From above, we said that we will associate an optimal business solution to the ground state the quantum device shall be in at time t₁. But we don’t know the optimal business solution or the desired ground state at time t₁ in advance. However, what we can know in advance is the ground state of a much simpler system configuration.

Thus, the trick is to let at time t₀ our quantum device take a configuration that describes a much simpler system in its ground state. Then we apply the adiabatic process, which slowly changes the system configuration of the same quantum device into the system configuration we target for time t₁. All the while during this process, our quantum system will hopefully remain in its (time-varying) ground state and avoid hopping into any excited states. At time t₁, the system configuration, being in the minimum energy state aka ground state represents the optimal solution to our business problem.

Side note: Hamiltonian

Above we said that there is a degree of analogy between the cost in QIO and the energy in quantum annealing. No wonder, that there is a small step towards drawing an analogy between the cost function and what is called a Hamiltonian H(t). H is a mathematical operator that corresponds to the total energy of a quantum system. We find it in the Schrödinger Equation. If we think of H as a matrix, its set of real-valued eigenvalues is the set of possible outcomes when we measure the total energy of the quantum system. The ground state of a quantum system has total energy that equals the lowest eigenvalue of the system’s Hamiltonian. So, the cost function of a general QUBO problem can be related to a Hamiltonian, which represents the energy of a system.

Final thoughts

Could QIO algorithms in the future also run on quantum devices?

Microsoft would say yes. The algorithms in QIO have typically a random walk in them (a walker explores the optimization landscape). In the future, one could replace such a random walk by what is called a Szegedy quantum walk and implement it on a quantum device. This could also lead to a quadratic speedup for the random walk.
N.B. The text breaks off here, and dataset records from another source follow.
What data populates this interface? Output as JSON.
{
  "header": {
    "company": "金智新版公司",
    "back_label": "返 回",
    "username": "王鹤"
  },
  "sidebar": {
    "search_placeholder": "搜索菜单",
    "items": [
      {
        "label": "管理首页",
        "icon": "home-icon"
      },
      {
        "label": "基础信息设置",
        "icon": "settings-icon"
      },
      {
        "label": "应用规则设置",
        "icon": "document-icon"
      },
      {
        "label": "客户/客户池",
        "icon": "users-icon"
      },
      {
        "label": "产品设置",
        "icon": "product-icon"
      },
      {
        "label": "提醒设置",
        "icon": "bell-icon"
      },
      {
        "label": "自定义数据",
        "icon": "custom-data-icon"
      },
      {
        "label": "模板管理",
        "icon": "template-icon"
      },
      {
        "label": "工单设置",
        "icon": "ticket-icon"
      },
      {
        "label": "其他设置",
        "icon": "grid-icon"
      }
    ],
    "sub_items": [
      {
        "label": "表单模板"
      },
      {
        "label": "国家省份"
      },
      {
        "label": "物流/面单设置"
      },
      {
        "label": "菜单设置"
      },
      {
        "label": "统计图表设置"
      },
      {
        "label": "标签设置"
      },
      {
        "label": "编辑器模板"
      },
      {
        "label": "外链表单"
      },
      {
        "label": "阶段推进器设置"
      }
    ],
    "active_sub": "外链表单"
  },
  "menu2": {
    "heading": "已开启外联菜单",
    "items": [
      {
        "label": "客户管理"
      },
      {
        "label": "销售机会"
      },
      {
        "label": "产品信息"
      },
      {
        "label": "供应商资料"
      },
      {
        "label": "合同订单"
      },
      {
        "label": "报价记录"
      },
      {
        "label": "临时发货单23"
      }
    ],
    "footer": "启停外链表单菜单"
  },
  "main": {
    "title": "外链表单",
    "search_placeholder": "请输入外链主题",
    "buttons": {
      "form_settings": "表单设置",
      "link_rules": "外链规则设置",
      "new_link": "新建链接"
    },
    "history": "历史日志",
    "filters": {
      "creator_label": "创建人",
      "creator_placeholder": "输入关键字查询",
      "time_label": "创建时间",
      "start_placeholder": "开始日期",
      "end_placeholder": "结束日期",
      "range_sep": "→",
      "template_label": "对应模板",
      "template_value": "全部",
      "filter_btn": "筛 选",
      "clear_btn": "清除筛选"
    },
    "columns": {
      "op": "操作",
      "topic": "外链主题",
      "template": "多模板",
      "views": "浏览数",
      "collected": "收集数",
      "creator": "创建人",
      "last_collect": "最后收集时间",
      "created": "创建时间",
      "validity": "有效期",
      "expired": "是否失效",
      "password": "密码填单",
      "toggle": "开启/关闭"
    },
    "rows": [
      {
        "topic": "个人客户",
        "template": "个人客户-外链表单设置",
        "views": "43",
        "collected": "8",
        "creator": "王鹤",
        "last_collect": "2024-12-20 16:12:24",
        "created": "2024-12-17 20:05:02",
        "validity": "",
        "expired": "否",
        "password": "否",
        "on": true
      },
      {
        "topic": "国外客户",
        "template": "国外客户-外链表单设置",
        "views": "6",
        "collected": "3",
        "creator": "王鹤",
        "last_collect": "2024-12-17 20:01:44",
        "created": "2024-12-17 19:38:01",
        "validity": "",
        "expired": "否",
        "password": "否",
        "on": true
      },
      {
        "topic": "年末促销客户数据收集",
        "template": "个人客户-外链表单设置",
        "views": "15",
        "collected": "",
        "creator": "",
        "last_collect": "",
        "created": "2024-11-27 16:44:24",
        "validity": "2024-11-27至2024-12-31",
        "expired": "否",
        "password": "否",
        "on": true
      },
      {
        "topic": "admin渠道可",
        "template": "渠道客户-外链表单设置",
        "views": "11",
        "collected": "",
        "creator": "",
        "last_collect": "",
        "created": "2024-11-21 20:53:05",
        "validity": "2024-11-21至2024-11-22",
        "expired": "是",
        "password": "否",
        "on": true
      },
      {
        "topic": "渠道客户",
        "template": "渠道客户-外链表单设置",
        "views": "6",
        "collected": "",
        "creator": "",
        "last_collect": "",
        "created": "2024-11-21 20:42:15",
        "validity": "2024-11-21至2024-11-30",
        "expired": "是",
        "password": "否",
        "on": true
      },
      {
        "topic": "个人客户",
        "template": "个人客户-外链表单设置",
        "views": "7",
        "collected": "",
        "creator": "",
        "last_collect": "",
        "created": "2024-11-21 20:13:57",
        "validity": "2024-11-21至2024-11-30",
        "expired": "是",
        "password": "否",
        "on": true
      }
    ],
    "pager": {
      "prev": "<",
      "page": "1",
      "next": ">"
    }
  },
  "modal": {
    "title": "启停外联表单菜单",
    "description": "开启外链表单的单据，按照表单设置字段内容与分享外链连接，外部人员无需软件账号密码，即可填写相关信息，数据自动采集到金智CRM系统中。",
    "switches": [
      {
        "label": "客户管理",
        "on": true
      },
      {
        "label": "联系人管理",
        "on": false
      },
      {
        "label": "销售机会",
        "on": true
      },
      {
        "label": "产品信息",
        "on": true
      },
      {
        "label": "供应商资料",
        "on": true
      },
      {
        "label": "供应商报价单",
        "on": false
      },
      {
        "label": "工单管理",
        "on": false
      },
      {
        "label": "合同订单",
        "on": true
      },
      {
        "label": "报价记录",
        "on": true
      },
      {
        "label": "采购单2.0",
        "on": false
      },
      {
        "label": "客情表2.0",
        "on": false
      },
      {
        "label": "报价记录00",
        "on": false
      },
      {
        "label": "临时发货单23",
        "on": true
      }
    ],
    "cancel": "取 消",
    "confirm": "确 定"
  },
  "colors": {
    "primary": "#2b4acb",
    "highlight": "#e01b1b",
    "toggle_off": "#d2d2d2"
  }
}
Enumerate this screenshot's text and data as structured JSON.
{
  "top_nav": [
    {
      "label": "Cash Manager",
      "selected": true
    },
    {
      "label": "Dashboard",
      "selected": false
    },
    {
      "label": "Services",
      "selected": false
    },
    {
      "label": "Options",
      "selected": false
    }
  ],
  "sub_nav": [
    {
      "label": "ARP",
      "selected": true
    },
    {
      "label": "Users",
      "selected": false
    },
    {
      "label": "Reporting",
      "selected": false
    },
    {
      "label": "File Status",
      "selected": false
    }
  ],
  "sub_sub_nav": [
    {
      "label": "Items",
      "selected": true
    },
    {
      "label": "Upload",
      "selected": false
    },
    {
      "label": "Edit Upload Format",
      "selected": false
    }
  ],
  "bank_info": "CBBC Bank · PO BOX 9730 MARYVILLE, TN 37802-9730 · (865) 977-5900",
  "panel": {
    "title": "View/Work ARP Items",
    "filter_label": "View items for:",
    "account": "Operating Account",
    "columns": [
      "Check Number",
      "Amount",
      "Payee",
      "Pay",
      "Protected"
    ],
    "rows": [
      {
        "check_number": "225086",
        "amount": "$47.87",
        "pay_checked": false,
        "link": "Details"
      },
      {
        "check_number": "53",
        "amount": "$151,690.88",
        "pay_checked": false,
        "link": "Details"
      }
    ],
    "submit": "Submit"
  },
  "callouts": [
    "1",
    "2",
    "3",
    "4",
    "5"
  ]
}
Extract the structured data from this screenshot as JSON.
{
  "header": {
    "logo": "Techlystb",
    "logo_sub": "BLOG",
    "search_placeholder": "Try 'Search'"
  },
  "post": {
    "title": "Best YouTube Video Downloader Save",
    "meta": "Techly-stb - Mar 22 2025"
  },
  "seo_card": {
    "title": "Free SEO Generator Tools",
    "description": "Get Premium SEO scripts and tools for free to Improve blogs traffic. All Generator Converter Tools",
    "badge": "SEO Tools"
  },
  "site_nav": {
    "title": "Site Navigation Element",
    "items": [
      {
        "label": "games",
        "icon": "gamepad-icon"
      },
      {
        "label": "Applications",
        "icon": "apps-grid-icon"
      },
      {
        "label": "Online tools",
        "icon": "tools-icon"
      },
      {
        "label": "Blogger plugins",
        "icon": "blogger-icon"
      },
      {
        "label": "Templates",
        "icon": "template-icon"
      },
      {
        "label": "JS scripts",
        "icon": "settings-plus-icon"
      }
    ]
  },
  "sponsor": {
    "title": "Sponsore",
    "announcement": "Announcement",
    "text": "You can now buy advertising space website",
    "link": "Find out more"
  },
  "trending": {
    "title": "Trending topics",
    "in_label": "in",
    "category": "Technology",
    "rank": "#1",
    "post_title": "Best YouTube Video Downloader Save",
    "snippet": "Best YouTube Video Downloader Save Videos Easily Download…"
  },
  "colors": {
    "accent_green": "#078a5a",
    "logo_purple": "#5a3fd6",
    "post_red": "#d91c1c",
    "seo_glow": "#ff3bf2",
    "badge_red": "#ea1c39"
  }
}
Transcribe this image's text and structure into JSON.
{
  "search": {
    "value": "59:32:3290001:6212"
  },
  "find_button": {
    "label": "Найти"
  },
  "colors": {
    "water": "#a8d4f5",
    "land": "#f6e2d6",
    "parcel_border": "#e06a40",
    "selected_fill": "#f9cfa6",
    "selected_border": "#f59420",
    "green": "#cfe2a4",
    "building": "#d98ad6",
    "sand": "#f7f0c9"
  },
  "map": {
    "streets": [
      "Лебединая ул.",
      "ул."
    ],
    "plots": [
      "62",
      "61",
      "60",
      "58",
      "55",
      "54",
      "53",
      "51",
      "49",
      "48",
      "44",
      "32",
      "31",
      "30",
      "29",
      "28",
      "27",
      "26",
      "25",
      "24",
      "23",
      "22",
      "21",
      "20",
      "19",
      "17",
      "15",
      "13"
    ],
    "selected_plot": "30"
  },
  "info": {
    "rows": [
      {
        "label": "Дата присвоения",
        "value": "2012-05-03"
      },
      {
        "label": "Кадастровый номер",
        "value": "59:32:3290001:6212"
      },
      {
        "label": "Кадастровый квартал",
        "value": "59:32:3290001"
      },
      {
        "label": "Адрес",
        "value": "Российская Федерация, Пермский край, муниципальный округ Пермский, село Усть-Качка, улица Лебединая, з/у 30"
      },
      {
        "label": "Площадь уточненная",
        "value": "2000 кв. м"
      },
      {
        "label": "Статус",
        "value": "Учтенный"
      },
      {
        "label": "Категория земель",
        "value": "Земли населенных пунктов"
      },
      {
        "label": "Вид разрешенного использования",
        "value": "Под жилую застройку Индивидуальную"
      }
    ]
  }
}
Thus, we might hope that QIO algorithms that get developed today can be executed quadratically faster on universal quantum computers in the future.

Where does the effort go when using QIO?

The following activities are likely time consuming:

Finding a good mathematical formulation of the overall cost function H.
Writing the code for post-processing of the solver results to translate back into your problem.
Writing the code to validate any solution suggested by the solver.
Finding (through experimentation) good parameter settings for:
+ The weights of the components in the cost function,
+ The QIO algorithms (hyperparameters) in order to find valid solutions.
Least effort: writing the code for the cost function once that one has been specified.

Before we end

For readers interested in some videos about this subject: See Microsoft on QIO [13], [14], Toshiba about Simulated Bifurcation Machines [15], [16], and 1QBit about QIO [17].

This finishes our high-level introductory excursion into Quantum-Inspired Optimization land!

So then: Give it a go, try out QIO and let the community know how you fared with it.

And: If you have made it through this article, congratulations, and thanks for reading this story.